The main advantage of trading using opposite Bonava AB and Peab AB positions is that it hedges away some unsystematic risk. Because of two separate transactions, even if Bonava AB position performs unexpectedly, Peab AB can make up some of the losses. Pair trading also minimizes risk from directional movements in the market. For example, if an entire industry or sector drops because of unexpected headlines, the short position in Peab AB will offset losses from the drop in Peab AB's long position.

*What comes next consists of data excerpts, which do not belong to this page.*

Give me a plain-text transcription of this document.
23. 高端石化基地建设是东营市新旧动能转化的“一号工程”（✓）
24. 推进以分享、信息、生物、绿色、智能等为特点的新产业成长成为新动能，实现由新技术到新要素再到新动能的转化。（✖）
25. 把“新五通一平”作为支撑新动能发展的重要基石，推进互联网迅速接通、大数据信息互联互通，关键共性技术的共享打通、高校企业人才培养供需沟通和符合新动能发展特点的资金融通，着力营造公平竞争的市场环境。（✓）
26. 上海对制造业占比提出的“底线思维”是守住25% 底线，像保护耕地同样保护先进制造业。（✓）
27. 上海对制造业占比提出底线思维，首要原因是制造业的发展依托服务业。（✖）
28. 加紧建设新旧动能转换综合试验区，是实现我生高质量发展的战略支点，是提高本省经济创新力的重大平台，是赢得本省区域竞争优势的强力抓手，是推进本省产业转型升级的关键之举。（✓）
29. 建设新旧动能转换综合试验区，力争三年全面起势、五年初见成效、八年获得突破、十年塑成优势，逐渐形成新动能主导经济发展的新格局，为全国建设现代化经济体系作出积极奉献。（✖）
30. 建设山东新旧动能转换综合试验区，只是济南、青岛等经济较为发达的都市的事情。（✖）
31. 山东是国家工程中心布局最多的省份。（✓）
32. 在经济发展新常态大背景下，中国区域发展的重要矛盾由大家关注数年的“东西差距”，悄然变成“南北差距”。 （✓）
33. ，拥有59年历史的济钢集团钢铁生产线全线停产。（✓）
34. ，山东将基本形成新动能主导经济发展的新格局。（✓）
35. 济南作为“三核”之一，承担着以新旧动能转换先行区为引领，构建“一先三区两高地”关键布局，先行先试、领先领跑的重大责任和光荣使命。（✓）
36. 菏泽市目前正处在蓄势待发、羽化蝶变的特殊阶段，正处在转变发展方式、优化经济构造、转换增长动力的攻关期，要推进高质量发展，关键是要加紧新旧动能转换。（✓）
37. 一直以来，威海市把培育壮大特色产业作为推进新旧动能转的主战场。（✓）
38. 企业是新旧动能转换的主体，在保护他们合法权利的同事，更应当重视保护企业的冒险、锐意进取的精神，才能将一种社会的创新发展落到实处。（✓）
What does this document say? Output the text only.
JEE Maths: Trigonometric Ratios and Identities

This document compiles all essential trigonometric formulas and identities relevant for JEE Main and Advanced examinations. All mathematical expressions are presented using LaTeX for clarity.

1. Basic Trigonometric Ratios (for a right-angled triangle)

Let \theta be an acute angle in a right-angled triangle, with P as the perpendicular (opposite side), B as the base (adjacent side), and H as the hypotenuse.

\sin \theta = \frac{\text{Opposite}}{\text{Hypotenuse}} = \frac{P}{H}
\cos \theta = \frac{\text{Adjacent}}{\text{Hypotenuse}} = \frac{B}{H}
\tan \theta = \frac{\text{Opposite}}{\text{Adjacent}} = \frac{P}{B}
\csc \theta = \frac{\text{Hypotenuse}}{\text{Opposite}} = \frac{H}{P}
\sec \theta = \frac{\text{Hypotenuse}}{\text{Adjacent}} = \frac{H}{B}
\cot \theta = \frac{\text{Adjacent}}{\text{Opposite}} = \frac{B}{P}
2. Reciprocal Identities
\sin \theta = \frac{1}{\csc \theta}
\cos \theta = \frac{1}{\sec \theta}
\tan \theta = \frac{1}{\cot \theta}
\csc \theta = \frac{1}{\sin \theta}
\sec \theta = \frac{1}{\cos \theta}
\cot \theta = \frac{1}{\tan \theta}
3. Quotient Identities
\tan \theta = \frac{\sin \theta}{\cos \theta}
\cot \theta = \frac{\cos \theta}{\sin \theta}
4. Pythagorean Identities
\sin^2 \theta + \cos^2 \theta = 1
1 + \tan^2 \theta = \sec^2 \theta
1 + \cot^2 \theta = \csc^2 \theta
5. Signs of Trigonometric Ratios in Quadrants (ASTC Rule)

The idea behind Bonava AB and Peab AB pairs trading is to make the combined position market-neutral, meaning the overall market's direction will not affect its win or loss (or potential downside or upside). This can be achieved by designing a pairs trade with two highly correlated stocks or equities that operate in a similar space or sector, making it possible to obtain profits through simple and relatively low-risk investment.
Check out your portfolio center.
Note that this page's information should be used as a complementary analysis to find the right mix of equity instruments to add to your existing portfolios or create a brand new portfolio. You can also try the Portfolio Volatility module to check portfolio volatility and analyze historical return density to properly model market risk.